Financial Crisis Reading

The financial crisis has been going on long enough now that we are starting to see a lot of serious research and policy papers addressing the various issues that the crisis has raised.

This material may be a bit more complicated than most of the reports this blog usually links to but I think some of our readers may appreciate getting a sense of the stuff that we’re reading in trying to understand what’s going on and where we should be heading.

So, here’s some stuff I’ve been reading in between my nationalisation blogging …

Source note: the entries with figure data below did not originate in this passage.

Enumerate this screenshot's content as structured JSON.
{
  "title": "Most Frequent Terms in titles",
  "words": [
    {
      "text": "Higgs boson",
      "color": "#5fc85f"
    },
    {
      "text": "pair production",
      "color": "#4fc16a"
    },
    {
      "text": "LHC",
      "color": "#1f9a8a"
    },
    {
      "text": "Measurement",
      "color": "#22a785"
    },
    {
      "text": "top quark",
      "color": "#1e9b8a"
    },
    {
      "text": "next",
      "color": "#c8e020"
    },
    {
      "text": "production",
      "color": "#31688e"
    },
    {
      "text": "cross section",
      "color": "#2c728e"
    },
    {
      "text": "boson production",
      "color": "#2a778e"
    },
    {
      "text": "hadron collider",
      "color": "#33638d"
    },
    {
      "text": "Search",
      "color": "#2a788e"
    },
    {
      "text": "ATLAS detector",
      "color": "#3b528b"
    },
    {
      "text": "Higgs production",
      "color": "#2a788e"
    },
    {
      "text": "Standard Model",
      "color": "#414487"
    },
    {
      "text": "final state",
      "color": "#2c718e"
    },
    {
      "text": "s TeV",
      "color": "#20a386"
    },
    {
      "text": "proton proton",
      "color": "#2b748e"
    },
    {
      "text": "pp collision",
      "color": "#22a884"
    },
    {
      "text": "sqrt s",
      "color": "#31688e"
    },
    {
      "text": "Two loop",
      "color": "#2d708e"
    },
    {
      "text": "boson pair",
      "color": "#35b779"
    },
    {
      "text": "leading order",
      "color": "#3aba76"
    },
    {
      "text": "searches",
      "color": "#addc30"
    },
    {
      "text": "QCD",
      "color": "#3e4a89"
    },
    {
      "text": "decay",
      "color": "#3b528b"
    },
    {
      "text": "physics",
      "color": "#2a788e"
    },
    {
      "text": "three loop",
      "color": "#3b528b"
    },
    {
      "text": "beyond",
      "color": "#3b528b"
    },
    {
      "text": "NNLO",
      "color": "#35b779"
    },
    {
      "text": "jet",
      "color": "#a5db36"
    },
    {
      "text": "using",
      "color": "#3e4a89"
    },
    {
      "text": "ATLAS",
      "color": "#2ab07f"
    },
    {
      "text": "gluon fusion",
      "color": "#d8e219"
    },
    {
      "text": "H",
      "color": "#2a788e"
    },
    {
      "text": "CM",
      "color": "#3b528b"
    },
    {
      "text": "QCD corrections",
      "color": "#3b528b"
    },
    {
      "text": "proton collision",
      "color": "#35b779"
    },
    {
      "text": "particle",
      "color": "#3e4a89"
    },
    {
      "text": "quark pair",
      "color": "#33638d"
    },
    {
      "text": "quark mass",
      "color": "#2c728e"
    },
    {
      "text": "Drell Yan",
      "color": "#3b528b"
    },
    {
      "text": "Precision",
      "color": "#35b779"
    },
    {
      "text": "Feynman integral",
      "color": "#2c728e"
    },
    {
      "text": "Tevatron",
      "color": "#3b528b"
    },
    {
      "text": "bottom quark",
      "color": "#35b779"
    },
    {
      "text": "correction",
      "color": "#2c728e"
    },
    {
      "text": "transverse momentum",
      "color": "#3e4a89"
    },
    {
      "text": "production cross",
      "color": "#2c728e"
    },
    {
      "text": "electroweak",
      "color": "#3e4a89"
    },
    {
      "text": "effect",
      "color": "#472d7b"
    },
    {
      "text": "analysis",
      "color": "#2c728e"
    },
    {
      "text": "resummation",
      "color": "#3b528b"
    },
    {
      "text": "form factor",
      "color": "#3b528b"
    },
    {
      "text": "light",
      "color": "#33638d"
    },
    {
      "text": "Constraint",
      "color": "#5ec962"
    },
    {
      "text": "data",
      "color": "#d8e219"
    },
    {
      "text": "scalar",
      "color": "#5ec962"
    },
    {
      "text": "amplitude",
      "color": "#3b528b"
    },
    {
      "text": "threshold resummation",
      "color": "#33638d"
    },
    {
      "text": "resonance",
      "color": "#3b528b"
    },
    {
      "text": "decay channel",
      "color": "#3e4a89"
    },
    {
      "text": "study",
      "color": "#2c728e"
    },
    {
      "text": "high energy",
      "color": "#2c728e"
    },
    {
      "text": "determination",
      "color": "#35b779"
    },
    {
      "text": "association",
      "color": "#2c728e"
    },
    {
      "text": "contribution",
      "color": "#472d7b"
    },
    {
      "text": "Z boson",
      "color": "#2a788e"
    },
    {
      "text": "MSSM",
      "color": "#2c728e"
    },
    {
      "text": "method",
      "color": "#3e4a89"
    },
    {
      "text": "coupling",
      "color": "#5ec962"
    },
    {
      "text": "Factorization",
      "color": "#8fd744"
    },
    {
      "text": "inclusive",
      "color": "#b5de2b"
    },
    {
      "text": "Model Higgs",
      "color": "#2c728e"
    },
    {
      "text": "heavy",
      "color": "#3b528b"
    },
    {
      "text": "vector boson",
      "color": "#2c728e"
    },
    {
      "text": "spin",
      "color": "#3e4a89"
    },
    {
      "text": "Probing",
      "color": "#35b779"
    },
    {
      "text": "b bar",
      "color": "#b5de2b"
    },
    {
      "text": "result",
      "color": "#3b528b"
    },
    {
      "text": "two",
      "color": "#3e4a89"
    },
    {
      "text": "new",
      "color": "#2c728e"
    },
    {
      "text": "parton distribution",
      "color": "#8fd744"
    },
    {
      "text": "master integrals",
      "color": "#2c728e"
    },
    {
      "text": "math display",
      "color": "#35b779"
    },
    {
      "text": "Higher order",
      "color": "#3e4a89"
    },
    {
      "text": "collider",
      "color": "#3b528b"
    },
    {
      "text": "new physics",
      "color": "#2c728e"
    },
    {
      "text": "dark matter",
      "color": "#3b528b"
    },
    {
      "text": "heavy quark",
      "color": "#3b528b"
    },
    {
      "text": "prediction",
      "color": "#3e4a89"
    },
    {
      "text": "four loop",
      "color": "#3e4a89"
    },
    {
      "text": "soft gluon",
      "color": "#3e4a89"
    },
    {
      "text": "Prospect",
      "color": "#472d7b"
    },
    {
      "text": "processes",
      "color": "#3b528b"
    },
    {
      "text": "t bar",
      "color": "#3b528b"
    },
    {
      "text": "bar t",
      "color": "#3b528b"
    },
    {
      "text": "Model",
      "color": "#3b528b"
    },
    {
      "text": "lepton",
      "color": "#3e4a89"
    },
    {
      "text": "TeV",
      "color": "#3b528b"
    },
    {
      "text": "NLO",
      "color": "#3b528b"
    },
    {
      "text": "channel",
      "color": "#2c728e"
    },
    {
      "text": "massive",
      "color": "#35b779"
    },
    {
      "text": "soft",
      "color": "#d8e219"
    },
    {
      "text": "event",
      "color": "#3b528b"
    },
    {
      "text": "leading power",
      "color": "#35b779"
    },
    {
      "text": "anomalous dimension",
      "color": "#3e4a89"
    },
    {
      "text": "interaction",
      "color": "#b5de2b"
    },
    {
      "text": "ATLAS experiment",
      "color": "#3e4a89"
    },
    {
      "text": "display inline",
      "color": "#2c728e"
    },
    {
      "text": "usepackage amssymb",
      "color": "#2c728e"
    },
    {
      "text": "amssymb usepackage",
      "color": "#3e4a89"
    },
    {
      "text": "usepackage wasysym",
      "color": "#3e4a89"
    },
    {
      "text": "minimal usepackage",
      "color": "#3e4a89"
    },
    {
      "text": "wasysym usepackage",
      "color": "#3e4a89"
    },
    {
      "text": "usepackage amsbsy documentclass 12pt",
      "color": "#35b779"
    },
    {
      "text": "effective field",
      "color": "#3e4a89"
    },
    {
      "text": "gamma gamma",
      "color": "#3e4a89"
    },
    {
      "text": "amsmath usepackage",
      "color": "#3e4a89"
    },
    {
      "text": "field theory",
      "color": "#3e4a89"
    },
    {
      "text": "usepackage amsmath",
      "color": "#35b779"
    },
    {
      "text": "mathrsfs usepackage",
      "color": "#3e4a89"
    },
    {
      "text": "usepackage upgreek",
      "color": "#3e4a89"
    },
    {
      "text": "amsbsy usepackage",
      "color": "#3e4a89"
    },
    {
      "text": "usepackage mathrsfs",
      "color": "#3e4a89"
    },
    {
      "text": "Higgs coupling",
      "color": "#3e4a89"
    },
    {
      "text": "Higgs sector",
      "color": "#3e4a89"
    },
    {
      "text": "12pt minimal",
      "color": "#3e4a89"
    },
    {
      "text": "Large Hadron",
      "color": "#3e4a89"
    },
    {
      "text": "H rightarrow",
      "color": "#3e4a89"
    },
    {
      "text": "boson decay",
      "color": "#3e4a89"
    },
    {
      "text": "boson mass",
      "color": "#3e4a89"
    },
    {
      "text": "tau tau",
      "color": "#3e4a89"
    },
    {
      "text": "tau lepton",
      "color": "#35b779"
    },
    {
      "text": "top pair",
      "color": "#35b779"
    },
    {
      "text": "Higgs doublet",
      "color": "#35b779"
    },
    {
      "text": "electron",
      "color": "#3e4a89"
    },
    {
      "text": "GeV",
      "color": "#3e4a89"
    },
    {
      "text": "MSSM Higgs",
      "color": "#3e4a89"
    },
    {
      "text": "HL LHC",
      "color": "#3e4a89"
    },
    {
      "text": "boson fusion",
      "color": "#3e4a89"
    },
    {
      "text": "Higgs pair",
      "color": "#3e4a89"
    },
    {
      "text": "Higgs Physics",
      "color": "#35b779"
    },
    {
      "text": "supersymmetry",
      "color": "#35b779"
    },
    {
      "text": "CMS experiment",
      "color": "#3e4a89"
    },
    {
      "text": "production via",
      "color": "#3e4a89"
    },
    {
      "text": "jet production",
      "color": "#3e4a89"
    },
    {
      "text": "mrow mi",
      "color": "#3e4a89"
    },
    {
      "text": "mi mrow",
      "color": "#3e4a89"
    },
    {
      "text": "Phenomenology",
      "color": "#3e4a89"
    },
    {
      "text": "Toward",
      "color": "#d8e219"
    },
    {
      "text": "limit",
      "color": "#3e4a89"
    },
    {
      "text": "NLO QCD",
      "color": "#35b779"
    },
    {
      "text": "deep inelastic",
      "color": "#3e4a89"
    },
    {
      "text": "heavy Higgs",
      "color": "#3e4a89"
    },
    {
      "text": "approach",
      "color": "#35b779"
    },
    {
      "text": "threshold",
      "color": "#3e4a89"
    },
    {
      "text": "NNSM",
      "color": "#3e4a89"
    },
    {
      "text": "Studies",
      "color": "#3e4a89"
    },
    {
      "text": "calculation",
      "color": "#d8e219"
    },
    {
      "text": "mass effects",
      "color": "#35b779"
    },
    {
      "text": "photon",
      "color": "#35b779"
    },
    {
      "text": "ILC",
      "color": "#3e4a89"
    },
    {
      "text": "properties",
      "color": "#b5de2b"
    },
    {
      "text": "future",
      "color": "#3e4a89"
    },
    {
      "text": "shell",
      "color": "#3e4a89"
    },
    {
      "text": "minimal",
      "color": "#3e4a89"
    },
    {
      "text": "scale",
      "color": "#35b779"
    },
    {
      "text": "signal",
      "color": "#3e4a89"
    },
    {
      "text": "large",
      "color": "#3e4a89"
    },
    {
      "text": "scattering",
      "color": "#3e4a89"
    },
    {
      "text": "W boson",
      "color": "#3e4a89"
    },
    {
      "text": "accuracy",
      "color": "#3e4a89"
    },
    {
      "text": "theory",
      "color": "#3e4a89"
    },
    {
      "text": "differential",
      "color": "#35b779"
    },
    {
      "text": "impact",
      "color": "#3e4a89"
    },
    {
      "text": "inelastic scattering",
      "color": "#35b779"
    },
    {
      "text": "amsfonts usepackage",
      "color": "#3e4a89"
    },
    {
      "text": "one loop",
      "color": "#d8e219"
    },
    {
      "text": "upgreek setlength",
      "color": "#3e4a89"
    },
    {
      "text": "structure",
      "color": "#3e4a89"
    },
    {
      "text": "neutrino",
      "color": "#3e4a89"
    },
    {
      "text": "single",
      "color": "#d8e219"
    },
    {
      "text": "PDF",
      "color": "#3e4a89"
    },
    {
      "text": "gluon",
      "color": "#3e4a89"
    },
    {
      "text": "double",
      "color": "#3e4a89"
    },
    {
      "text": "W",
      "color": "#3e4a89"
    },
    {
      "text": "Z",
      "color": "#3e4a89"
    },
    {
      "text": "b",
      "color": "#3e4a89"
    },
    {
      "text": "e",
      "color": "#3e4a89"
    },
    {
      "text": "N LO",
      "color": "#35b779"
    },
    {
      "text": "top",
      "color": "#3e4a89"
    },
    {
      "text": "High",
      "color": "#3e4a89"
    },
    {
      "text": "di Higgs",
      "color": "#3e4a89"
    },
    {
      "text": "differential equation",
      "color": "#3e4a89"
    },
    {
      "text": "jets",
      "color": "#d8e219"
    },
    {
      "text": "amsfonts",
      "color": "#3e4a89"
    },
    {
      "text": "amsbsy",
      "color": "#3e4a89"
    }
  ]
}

  1. Via Paul Krugman, here’s the six-month congressional oversight report for TARP (oh that NAMA would ever receive such oversight!)  Beyond the detailed discussion of the various US government initiatives, the report contains a valuable discussion of historical approaches to banking crises (including the often mis-interpreted Swedish bad bank scheme)  and current European approaches.  The report even devotes two pages to Ireland.
  2. Via Greg Mankiw, two papers from this weekend’s NBER Macro Annual conference struck me as particularly interesting.  This one on “The Credit Ratings Crisis” (Personally, I’m in favour of setting up an international ratings agency, run out of the BIS, such that risk-weighted capital calculations would be done by a fully independent agency — but more on that some other time).  Then there’s this paper on foreclosures from the Boston Fed. See also this excellent summary of the paper from the unrivalled source of free ice-cream that is Calculated Risk.
  3. Amid the damp squib that was the G20 meeting, I didn’t see any discussion of these three reports released simultaneously by the Financial Stability Forum (an intergovernmental body of central bankers and treasury officials — now apparently re-named the far more catchy Financial Stability Board) on addressing procyclicality in the financial system, on compensation practices, and on international co-operation on financial crises.  The reports contain lots of interesting material.

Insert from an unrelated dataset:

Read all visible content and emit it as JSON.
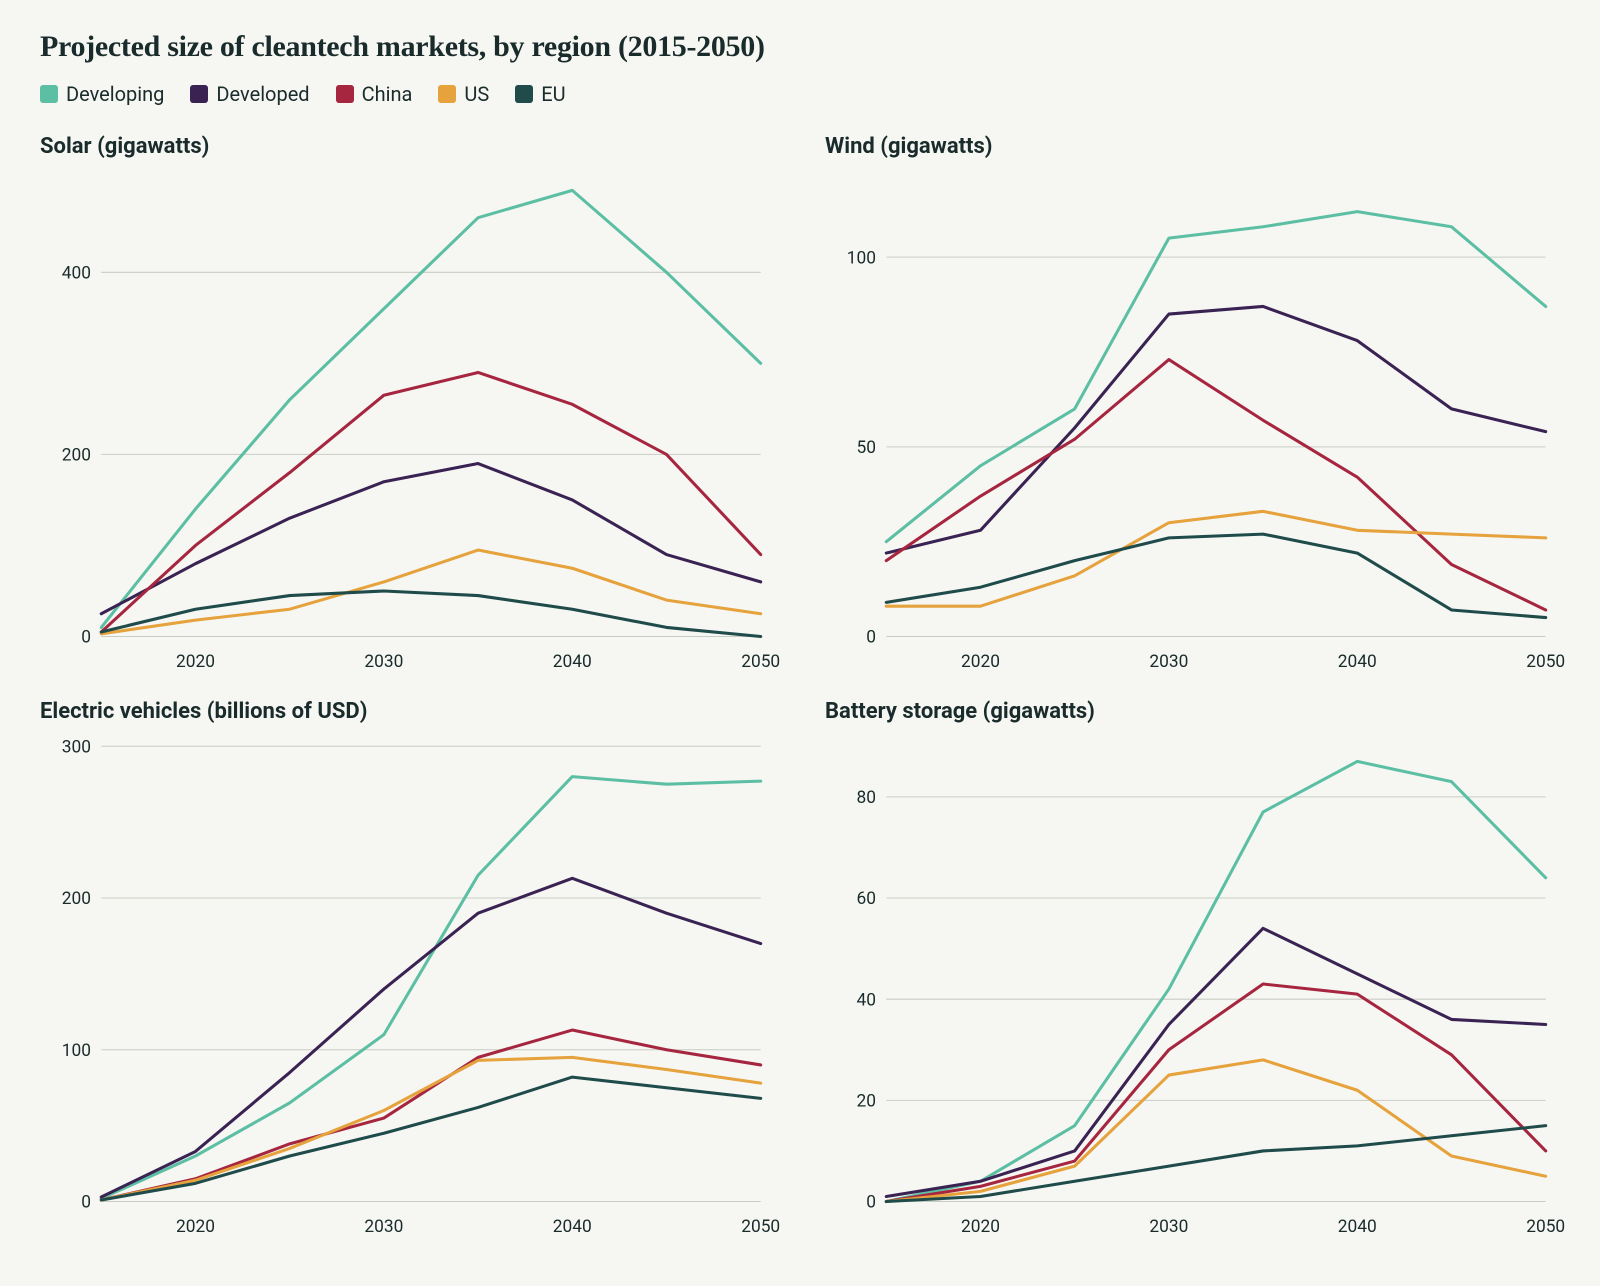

3 replies on “Financial Crisis Reading”

Less academic but still worth reading is a very recent book “Ireland’s House Party- what the estate agents don’t want you to know” by Derek Brawn , the former head of research at Savills HOK. While the basic story will be very familiar to readers of the blog its insider perspective is very useful & its a fun read. There is a nice chapter reviewing the pronouncements of the various cheerleaders for the house price bubble.

Here’s a paper about the Japanese property and banking crisis that bears thinking about. It is written in terms of the US, but there might be something to learn. Although it’s much bigger, Japan is, like Ireland, a basically rural country that is in thrall to developers.

http://www.pimco.com/LeftNav/Global+Markets/Japan+Credit+Perspectives/2008/Japan+Credit+Perspectives+Aug+2008.htm

It is worth searching a bit more and reading about Long Term Credit Bank of Japan. This disaster zone was one of the biggest companies in the world at one stage. Didn’t stop it crashing and burning. In the end, the Japanese government had to nationalize it, then sell it again for a low price.